The property supply may limit the charger. The charger settings may limit the output. Load management may reduce charging rate temporarily to protect the installation. The car’s onboard AC charger may also cap the speed below the charger’s rated output.
For example, a 7kW charger connected to a vehicle that only accepts 3.6kW AC will still charge at roughly 3.6kW. Likewise, a 22kW charger paired with an 11kW-capable car will only deliver up to 11kW, assuming the supply supports it.
That is why charger buying should always start with compatibility, not headline speed alone.
Choosing the right kW for your home EV charger
The best way to choose is to look at the installation as a whole rather than picking the highest output available.
Start with the property. Is the supply single-phase or three-phase? Is there enough spare capacity, or will the charger need load balancing and additional protection? For installers, this is where site assessment and compliant design matter. For homeowners, it is where a seemingly simple charger choice can become a broader electrical decision.
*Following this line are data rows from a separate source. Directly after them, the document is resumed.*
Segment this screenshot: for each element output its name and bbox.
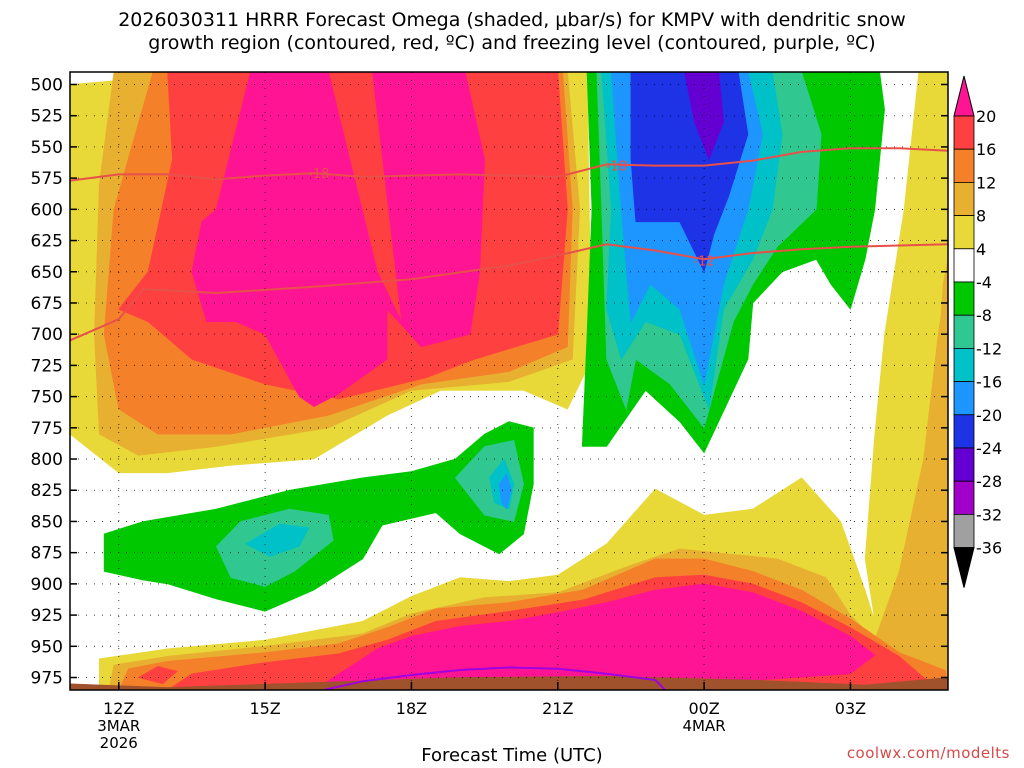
x-date-label-3MAR: 3MAR — [97, 717, 140, 735]
website-credit: coolwx.com/modelts — [846, 744, 1010, 762]
x-tick-label-21Z: 21Z — [542, 699, 573, 718]
colorbar-segment-11 — [953, 447, 975, 482]
omega-region-9 — [313, 583, 876, 690]
colorbar-label-4: 4 — [976, 240, 986, 259]
colorbar-label-0: 20 — [976, 107, 996, 126]
omega-region-5 — [99, 72, 948, 690]
colorbar-segment-9 — [953, 381, 975, 416]
y-tick-label-875: 875 — [31, 544, 63, 564]
y-tick-label-950: 950 — [31, 637, 63, 657]
colorbar-segment-2 — [953, 148, 975, 183]
y-tick-label-700: 700 — [31, 325, 63, 345]
y-tick-label-525: 525 — [31, 107, 63, 127]
colorbar-segment-6 — [953, 281, 975, 316]
chart-title-line2: growth region (contoured, red, ºC) and f… — [148, 32, 876, 54]
pressure-axis: 500 525 550 575 600 625 650 675 700 725 750 775 800 8… — [31, 75, 948, 689]
contour-line--18 — [70, 147, 948, 182]
x-tick-label-03Z: 03Z — [835, 699, 866, 718]
omega-colorbar: 20 16 12 8 4 -4 -8 -12 -16 -20 -24 -28 -32 -36 — [953, 75, 1002, 588]
colorbar-segment-5 — [953, 248, 975, 283]
plot-border — [69, 71, 949, 691]
colorbar-label-13: -36 — [976, 539, 1002, 558]
colorbar-label-6: -8 — [976, 306, 992, 325]
chart-title-line1: 2026030311 HRRR Forecast Omega (shaded, … — [118, 9, 906, 31]
colorbar-segment-7 — [953, 314, 975, 349]
x-tick-label-00Z: 00Z — [688, 699, 719, 718]
y-tick-label-800: 800 — [31, 450, 63, 470]
omega-region-15 — [684, 72, 724, 161]
omega-region-22 — [498, 473, 512, 510]
y-tick-label-850: 850 — [31, 512, 63, 532]
y-tick-label-725: 725 — [31, 356, 63, 376]
colorbar-segment-13 — [953, 514, 975, 549]
omega-shaded-regions — [70, 72, 948, 690]
contour-label-2: -12 — [693, 255, 714, 270]
colorbar-label-5: -4 — [976, 273, 992, 292]
colorbar-label-9: -20 — [976, 406, 1002, 425]
colorbar-segment-3 — [953, 181, 975, 216]
colorbar-segment-8 — [953, 347, 975, 382]
y-tick-label-925: 925 — [31, 606, 63, 626]
y-tick-label-550: 550 — [31, 138, 63, 158]
colorbar-segment-10 — [953, 414, 975, 449]
x-tick-label-15Z: 15Z — [249, 699, 280, 718]
contour-line--12 — [70, 243, 948, 342]
omega-region-19 — [244, 523, 310, 557]
y-tick-label-675: 675 — [31, 294, 63, 314]
x-tick-label-18Z: 18Z — [396, 699, 427, 718]
colorbar-segment-12 — [953, 480, 975, 515]
y-tick-label-775: 775 — [31, 419, 63, 439]
y-tick-label-575: 575 — [31, 169, 63, 189]
x-date-label-4MAR: 4MAR — [683, 717, 726, 735]
omega-region-16 — [933, 259, 948, 690]
y-tick-label-625: 625 — [31, 232, 63, 252]
y-tick-label-975: 975 — [31, 669, 63, 689]
contour-label-0: -18 — [308, 167, 329, 182]
colorbar-label-11: -28 — [976, 472, 1002, 491]
colorbar-segment-4 — [953, 215, 975, 250]
contour-label-1: -18 — [606, 160, 627, 175]
colorbar-label-7: -12 — [976, 339, 1002, 358]
plot-frame — [69, 71, 949, 691]
colorbar-bottom-arrow — [953, 547, 975, 588]
colorbar-label-2: 12 — [976, 173, 996, 192]
colorbar-label-3: 8 — [976, 207, 986, 226]
colorbar-label-8: -16 — [976, 373, 1002, 392]
y-tick-label-900: 900 — [31, 575, 63, 595]
y-tick-label-750: 750 — [31, 388, 63, 408]
omega-region-23 — [137, 665, 178, 685]
y-tick-label-650: 650 — [31, 263, 63, 283]
colorbar-segment-1 — [953, 115, 975, 150]
x-date-label-2026: 2026 — [100, 734, 138, 752]
x-tick-label-12Z: 12Z — [103, 699, 134, 718]
colorbar-top-arrow — [953, 75, 975, 117]
y-tick-label-825: 825 — [31, 481, 63, 501]
colorbar-label-1: 16 — [976, 140, 996, 159]
omega-region-4 — [191, 72, 485, 407]
x-axis-label: Forecast Time (UTC) — [421, 745, 603, 766]
colorbar-label-12: -32 — [976, 505, 1002, 524]
y-tick-label-500: 500 — [31, 75, 63, 95]
contour-line-0 — [323, 666, 666, 690]
temperature-contours: -18 -18 -12 — [70, 147, 948, 690]
y-tick-label-600: 600 — [31, 200, 63, 220]
colorbar-label-10: -24 — [976, 439, 1002, 458]
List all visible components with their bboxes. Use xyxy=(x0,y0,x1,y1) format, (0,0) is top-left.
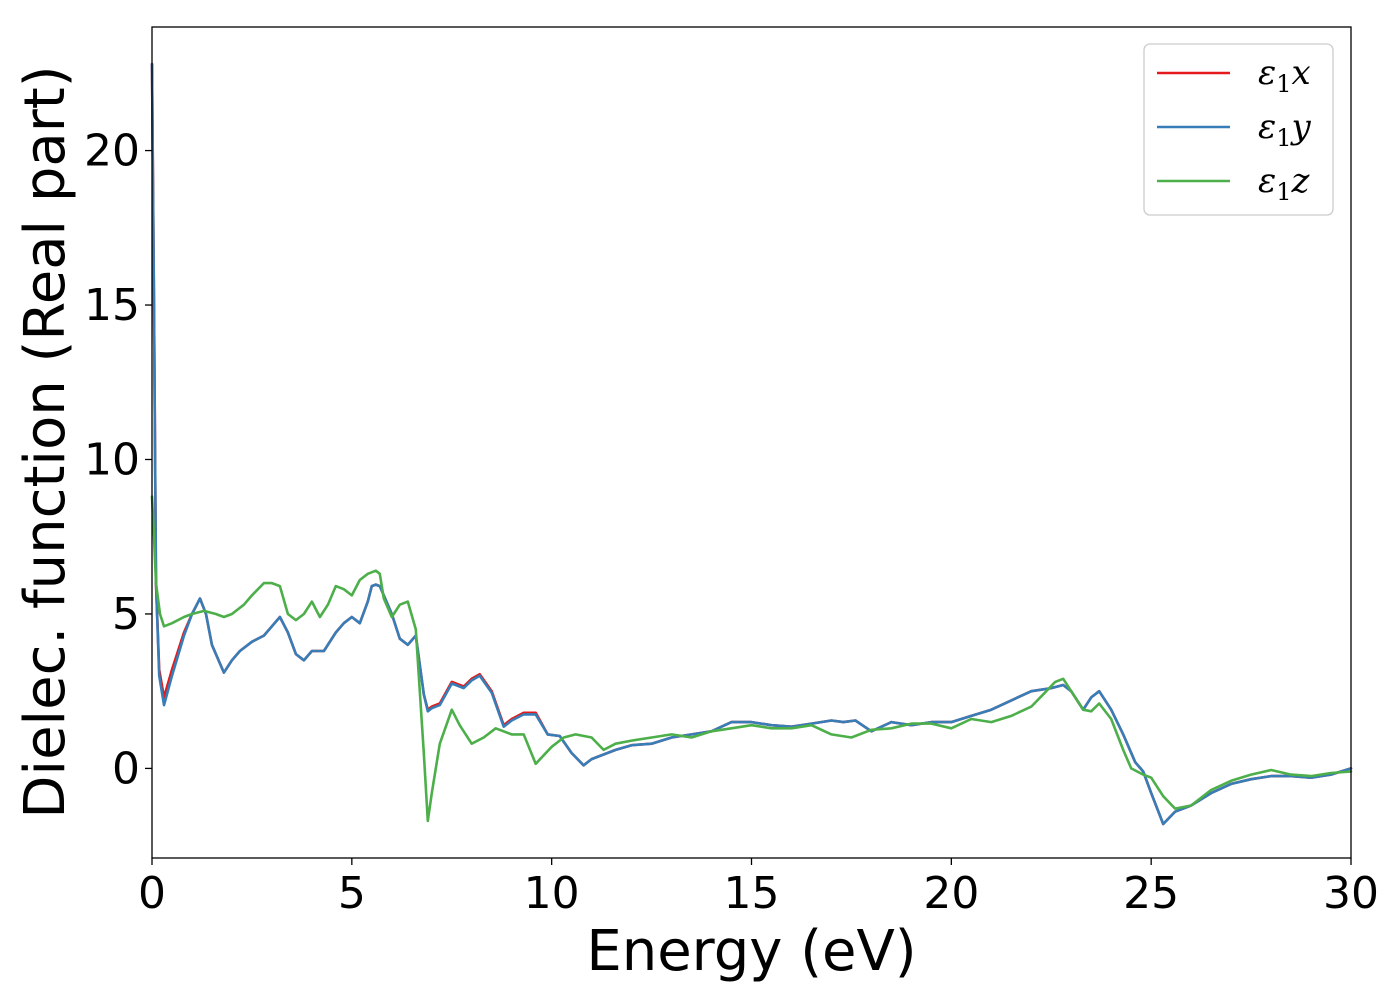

Then look at the vehicle. What is the maximum AC charging rate it can accept? A car that tops out at 7kW does not benefit from a 22kW home charger. A plug-in hybrid with a much smaller battery may also not need the same charging setup as a full battery EV with higher daily use.
Finally, consider how the vehicle is used. If the car is home every evening and charging overnight, 7kW is usually more than enough. If charging windows are shorter, mileage is high, and the property has three-phase available, the case for a higher-output unit becomes more credible.
Smart charging matters as much as charger size
Power rating is only one part of a good home charging setup. In many homes, smart functionality has as much impact on day-to-day value as the charger’s kW rating.
A well-matched smart charger can schedule charging around off-peak tariffs, respond to solar generation, and work with load management devices to keep the installation within safe operating limits. That can matter more to running cost and installation practicality than moving from one charger size to another.
For buyers comparing products, the right question is often not just what kW are home EV chargers, but which charger combines the right power level with the right control features, cable format, and protection setup for the property.
A realistic way to think about charger size
If you want a simple rule of thumb, treat 7kW as the default UK home answer, 3.6kW as the lower-power option that still suits some properties, and 22kW as a specialist domestic choice for the right three-phase setup.
That approach avoids two common mistakes. The first is under-specifying a charger when a standard 7kW unit would have delivered better everyday convenience. The second is over-specifying a charger based on headline numbers that the home supply or vehicle cannot fully use.
For both homeowners and installers, the best result usually comes from matching charger rating, vehicle capability and site conditions from the start. A correctly specified 7kW charger will outperform an ill-matched higher-rated unit every time in practical domestic use.
If you are weighing up charger options, focus on the complete installation rather than the biggest number on the box. That is usually where the best long-term value sits.